What interests you most about your area of study?

This is an exciting time for rare disease research, because so many advances in therapeutic technologies have been made in recent years. This makes it more important than ever that we find ways to collect robust data in rare diseases so that we can design effective clinical trials and really understand whether new therapies are working. I love finding new ways to use technology and work collaboratively to make this possible, especially since it has traditionally been so difficult to conduct rare disease clinical research. Additionally, my research allows me to work with lots of stakeholders – patients, patient foundations, researchers, and biopharmaceutical companies – and this is really exciting to me. Rare disease research is tough – we need all hands on deck, and I love incorporating different perspectives into my work to make sure the research is as strong as possible.

When was the moment you first fell in love with science/medicine?

I have fallen in love with science and medicine many times!
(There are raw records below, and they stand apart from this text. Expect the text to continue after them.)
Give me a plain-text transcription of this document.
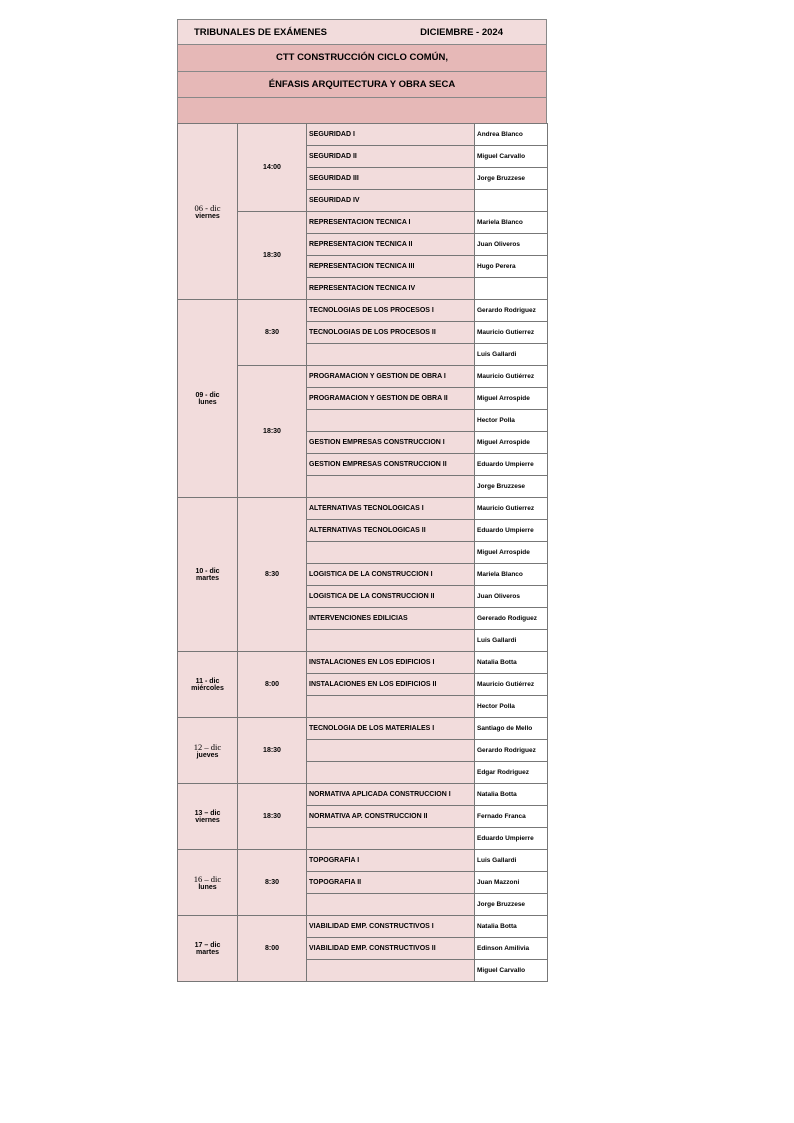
TRIBUNALES DE EXÁMENES	DICIEMBRE - 2024
CTT CONSTRUCCIÓN CICLO COMÚN,
ÉNFASIS ARQUITECTURA Y OBRA SECA
06 - dic
viernes	14:00	SEGURIDAD I	Andrea Blanco
		SEGURIDAD II	Miguel Carvallo
		SEGURIDAD III	Jorge Bruzzese
		SEGURIDAD IV	
	18:30	REPRESENTACION TECNICA I	Mariela Blanco
		REPRESENTACION TECNICA II	Juan Oliveros
		REPRESENTACION TECNICA III	Hugo Perera
		REPRESENTACION TECNICA IV	

09 - dic
lunes	8:30	TECNOLOGIAS DE LOS PROCESOS I	Gerardo Rodriguez
		TECNOLOGIAS DE LOS PROCESOS II	Mauricio Gutierrez
			Luis Gallardi
	18:30	PROGRAMACION Y GESTION DE OBRA I	Mauricio Gutiérrez
		PROGRAMACION Y GESTION DE OBRA II	Miguel Arrospide
			Hector Polla
		GESTION EMPRESAS CONSTRUCCION I	Miguel Arrospide
		GESTION EMPRESAS CONSTRUCCION II	Eduardo Umpierre
			Jorge Bruzzese

10 - dic
martes	8:30	ALTERNATIVAS TECNOLOGICAS I	Mauricio Gutierrez
		ALTERNATIVAS TECNOLOGICAS II	Eduardo Umpierre
			Miguel Arrospide
		LOGISTICA DE LA CONSTRUCCION I	Mariela Blanco
		LOGISTICA DE LA CONSTRUCCION II	Juan Oliveros
		INTERVENCIONES EDILICIAS	Gererado Rodiguez
			Luis Gallardi

11 - dic
miércoles	8:00	INSTALACIONES EN LOS EDIFICIOS I	Natalia Botta
		INSTALACIONES EN LOS EDIFICIOS II	Mauricio Gutiérrez
			Hector Polla

12 – dic
jueves	18:30	TECNOLOGIA DE LOS MATERIALES I	Santiago de Mello
			Gerardo Rodriguez
			Edgar Rodriguez

13 – dic
viernes	18:30	NORMATIVA APLICADA CONSTRUCCION I	Natalia Botta
		NORMATIVA AP. CONSTRUCCION II	Fernado Franca
			Eduardo Umpierre

16 – dic
lunes	8:30	TOPOGRAFIA I	Luis Gallardi
		TOPOGRAFIA II	Juan Mazzoni
			Jorge Bruzzese

17 – dic
martes	8:00	VIABILIDAD EMP. CONSTRUCTIVOS I	Natalia Botta
		VIABILIDAD EMP. CONSTRUCTIVOS II	Edinson Amilivia
			Miguel Carvallo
My youngest sister was diagnosed with CDD in the early 2000s after living with a clinical diagnosis of Rett Syndrome for many years. Throughout my family’s journey, I really admired everyone involved in working to keep my sister healthy, and this inspired me to start exploring a career in medicine so I could help families like mine. As I got older and started taking biology classes, I became fascinated by drug development. I loved learning about how we could take advantage of DNA, proteins, and signaling pathways to prevent, stop, or reverse disease. I still find it endlessly fascinating – it’s like a big puzzle! After college, I decided to pursue a PhD in Molecular Biology so I could learn more about developing therapies to treat diseases. This work made me want to get more directly involved in patient care and clinical research so I could help families like mine, and so I studied to become a genetic counselor. My research and clinical training led me to my current career as a rare disease clinical researcher, where I honestly fall in love with science everyday. There are just so many interesting questions to answer, and I love that everyone involved in rare disease research is so passionate about making a difference in the lives of patients.

What do you like to do when you’re not working?

When I am not working, I love to travel with my husband, find new adventures and good restaurants around our home in Northern California, and play with my very loud and energetic cat, Logan. I also grew up on Cape Cod, so I love to find time to head to the beach with a good book when I can!